Loutsenko et ses partenaires sont aussi soupçonnés de vouloir étouffer des dossiers qui dérangent. Le 14 novembre, le Nabu ouvrait une enquête à partir des révélations de Hanna Solomatina, l’une des directrices de l’Agence de prévention de la corruption (Nazk), chargée de contrôler l’origine des villas, voitures et montres de luxe, ou encore des montagnes d’argent en liquide que l’élite politique ukrainienne a déclarés.

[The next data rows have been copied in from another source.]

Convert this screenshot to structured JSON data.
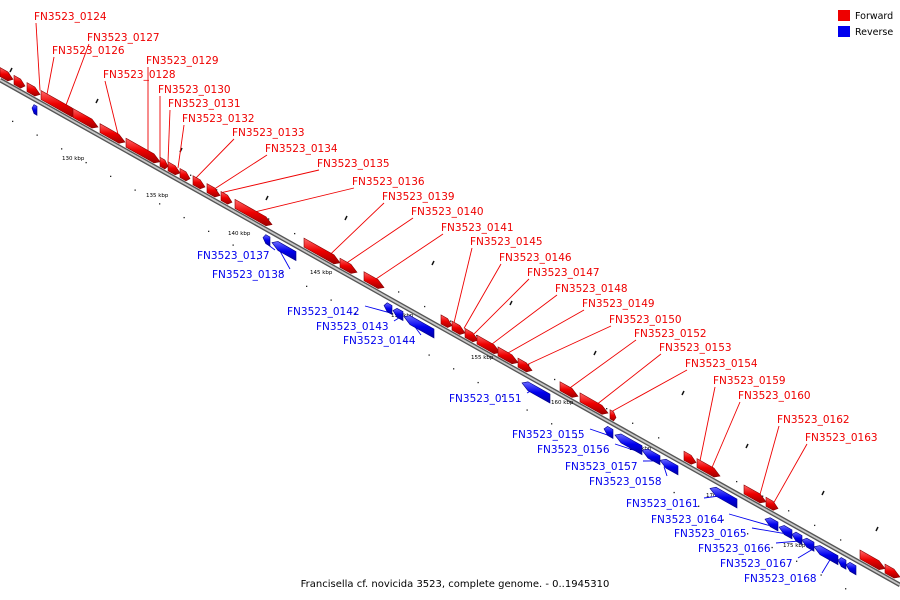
{
  "caption": "Francisella cf. novicida 3523, complete genome. - 0..1945310",
  "legend": [
    {
      "label": "Forward",
      "color": "#ee0000"
    },
    {
      "label": "Reverse",
      "color": "#0000ee"
    }
  ],
  "colors": {
    "forward": "#ee0000",
    "reverse": "#0000ee",
    "backbone": "#888888"
  },
  "kbp_ticks": [
    "130 kbp",
    "135 kbp",
    "140 kbp",
    "145 kbp",
    "150 kbp",
    "155 kbp",
    "160 kbp",
    "165 kbp",
    "170 kbp",
    "175 kbp"
  ],
  "forward_genes": [
    "FN3523_0124",
    "FN3523_0127",
    "FN3523_0126",
    "FN3523_0129",
    "FN3523_0128",
    "FN3523_0130",
    "FN3523_0131",
    "FN3523_0132",
    "FN3523_0133",
    "FN3523_0134",
    "FN3523_0135",
    "FN3523_0136",
    "FN3523_0139",
    "FN3523_0140",
    "FN3523_0141",
    "FN3523_0145",
    "FN3523_0146",
    "FN3523_0147",
    "FN3523_0148",
    "FN3523_0149",
    "FN3523_0150",
    "FN3523_0152",
    "FN3523_0153",
    "FN3523_0154",
    "FN3523_0159",
    "FN3523_0160",
    "FN3523_0162",
    "FN3523_0163"
  ],
  "reverse_genes": [
    "FN3523_0137",
    "FN3523_0138",
    "FN3523_0142",
    "FN3523_0143",
    "FN3523_0144",
    "FN3523_0151",
    "FN3523_0155",
    "FN3523_0156",
    "FN3523_0157",
    "FN3523_0158",
    "FN3523_0161",
    "FN3523_0164",
    "FN3523_0165",
    "FN3523_0166",
    "FN3523_0167",
    "FN3523_0168"
  ]
}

Ce système de vérification ne serait utilisé que «pour protéger les personnes loyales aux autorités […] et pour assurer l'enrichissement personnel de la direction de la Nazk», accuse Hanna Solomatina. Elle a affirmé avoir reçu des instructions claires de l'administration présidentielle pour protéger tel député ou attaquer tel autre.

Inquiétude

Après quelques jours d’agitation médiatique, Iouri Loutsenko a déchargé le Nabu de l’enquête au profit du Service de sécurité d’Ukraine. Un service mis en cause dans les accusations de Hanna Solomatina, et dont le chef n’est autre que le président Porochenko. Le député d’opposition Mustafa Nayyem, qui suit l’affaire de près, s’inquiète du fait qu’aucune des personnes désignées par Hanna Solomotina n’a encore été convoquée pour être interrogée.

Petro Porochenko, lui, n’est pas directement mis en cause pour abus de pouvoir ou enrichissement personnel. Il n’empêche que l’inquiétude plane quant à une nouvelle verticalité d’un exécutif autoritaire et corrompu, qui utiliserait le système judiciaire pour se protéger et attaquer ses opposants. Plusieurs enquêtes sont ainsi ouvertes à l’encontre des principaux militants anticorruption du pays. La société civile s’alarme, les partenaires occidentaux menacent de possibles interruptions d’aides financières. Un récent sondage de l’Institut des initiatives démocratiques confirme que les Ukrainiens estiment que les objectifs de la révolution n’ont pas été concrétisés. Et, en premier lieu, celui de la lutte contre la corruption.